Subsequently, Mouse clinical trials (MCTs), which serve as a surrogate for human clinical trials, can be used since make use of multiple PDX models for evaluating drug response and correlations with genomic features. When combined with advanced statistical frameworks, MCTs are highly capable of identifying biomarkers that improve patient stratification, and in some cases, can rescue agents that failed human trials. For example, linear mixed model analysis identified EGFR as a top gene in predicting Cetuximab response in gastric PDX models. In addition, a panel of clinically relevant colorectal cancer (PDX) models led to the identification of KRAS mutations and GSTT1 expression in mediating response to standard of care FOLFOX treatment.
Which Assays Should I Select?
Choosing the most appropriate assays and models for your preclinical studies can be challenging given the increasing number of available options. Before starting a biomarker study, researchers should consider the following:
- What does the assay measure?
- What are the benefits of the assay over alternatives?
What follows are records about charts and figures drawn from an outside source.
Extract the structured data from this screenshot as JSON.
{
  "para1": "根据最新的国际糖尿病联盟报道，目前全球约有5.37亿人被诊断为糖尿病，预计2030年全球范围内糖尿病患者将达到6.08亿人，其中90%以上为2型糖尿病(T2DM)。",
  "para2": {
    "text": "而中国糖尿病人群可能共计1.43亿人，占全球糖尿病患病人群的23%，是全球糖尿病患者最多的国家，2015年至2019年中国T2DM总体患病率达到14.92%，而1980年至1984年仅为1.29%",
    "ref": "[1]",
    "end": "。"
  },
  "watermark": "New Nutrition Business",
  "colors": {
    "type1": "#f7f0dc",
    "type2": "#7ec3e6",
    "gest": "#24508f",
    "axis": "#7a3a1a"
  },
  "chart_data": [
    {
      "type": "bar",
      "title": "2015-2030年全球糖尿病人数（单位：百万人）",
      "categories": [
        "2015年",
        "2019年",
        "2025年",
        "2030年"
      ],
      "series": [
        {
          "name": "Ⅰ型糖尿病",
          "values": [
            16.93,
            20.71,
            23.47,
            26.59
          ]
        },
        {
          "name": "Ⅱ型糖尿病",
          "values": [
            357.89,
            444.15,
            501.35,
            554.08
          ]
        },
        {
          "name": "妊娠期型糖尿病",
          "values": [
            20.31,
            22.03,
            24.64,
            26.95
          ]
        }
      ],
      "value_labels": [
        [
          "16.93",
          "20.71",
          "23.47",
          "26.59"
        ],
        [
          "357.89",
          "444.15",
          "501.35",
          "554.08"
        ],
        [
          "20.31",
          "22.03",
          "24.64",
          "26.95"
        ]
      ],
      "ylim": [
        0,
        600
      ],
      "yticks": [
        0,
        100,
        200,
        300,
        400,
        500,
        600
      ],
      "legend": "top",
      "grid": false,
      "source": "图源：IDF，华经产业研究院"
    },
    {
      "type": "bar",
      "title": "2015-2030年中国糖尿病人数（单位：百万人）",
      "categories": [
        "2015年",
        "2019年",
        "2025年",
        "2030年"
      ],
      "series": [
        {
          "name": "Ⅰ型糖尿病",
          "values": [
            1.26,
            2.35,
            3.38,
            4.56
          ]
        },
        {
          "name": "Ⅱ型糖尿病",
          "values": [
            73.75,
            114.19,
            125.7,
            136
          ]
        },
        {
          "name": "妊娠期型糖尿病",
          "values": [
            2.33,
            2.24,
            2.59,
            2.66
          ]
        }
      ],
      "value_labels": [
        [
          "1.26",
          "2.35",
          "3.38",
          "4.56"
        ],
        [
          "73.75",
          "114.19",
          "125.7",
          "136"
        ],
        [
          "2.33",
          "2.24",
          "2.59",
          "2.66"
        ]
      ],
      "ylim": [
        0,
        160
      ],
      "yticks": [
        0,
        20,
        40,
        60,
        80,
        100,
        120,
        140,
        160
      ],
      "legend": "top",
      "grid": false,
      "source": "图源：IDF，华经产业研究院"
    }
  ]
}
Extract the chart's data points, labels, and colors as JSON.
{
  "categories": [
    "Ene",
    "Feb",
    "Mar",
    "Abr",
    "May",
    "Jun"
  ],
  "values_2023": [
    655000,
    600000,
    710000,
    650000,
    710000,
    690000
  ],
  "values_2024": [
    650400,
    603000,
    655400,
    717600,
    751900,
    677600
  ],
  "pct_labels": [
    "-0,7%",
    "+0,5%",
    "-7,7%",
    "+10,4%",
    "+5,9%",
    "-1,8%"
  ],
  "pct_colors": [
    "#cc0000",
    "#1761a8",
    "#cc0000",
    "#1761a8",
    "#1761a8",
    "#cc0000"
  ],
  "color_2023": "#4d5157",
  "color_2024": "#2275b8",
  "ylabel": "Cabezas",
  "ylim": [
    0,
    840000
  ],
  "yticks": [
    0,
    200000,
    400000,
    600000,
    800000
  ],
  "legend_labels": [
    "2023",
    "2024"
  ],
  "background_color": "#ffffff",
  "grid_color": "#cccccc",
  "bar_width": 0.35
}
- Is the assay suitable for discovery or screening?
- Is the assay amenable to a high-throughput approach?
- Does the assay complement other assays for the same study?
We highly suggest engaging early with experts that have deep experience in conducting preclinical studies for biomarker discovery and validation since they can help you navigate the best course for your specific research needs and circumvent common pitfalls.
Conclusion
Discovering preclinical biomarkers with clinical utility is highly feasible when a biomarker strategy is established early in development. Further, using a systems biology and integrated platform approach for biomarker discovery and validation, provides the best opportunity for identifying the most promising biomarker candidates early, which can subsequently inform downstream in vivo preclinical model selection.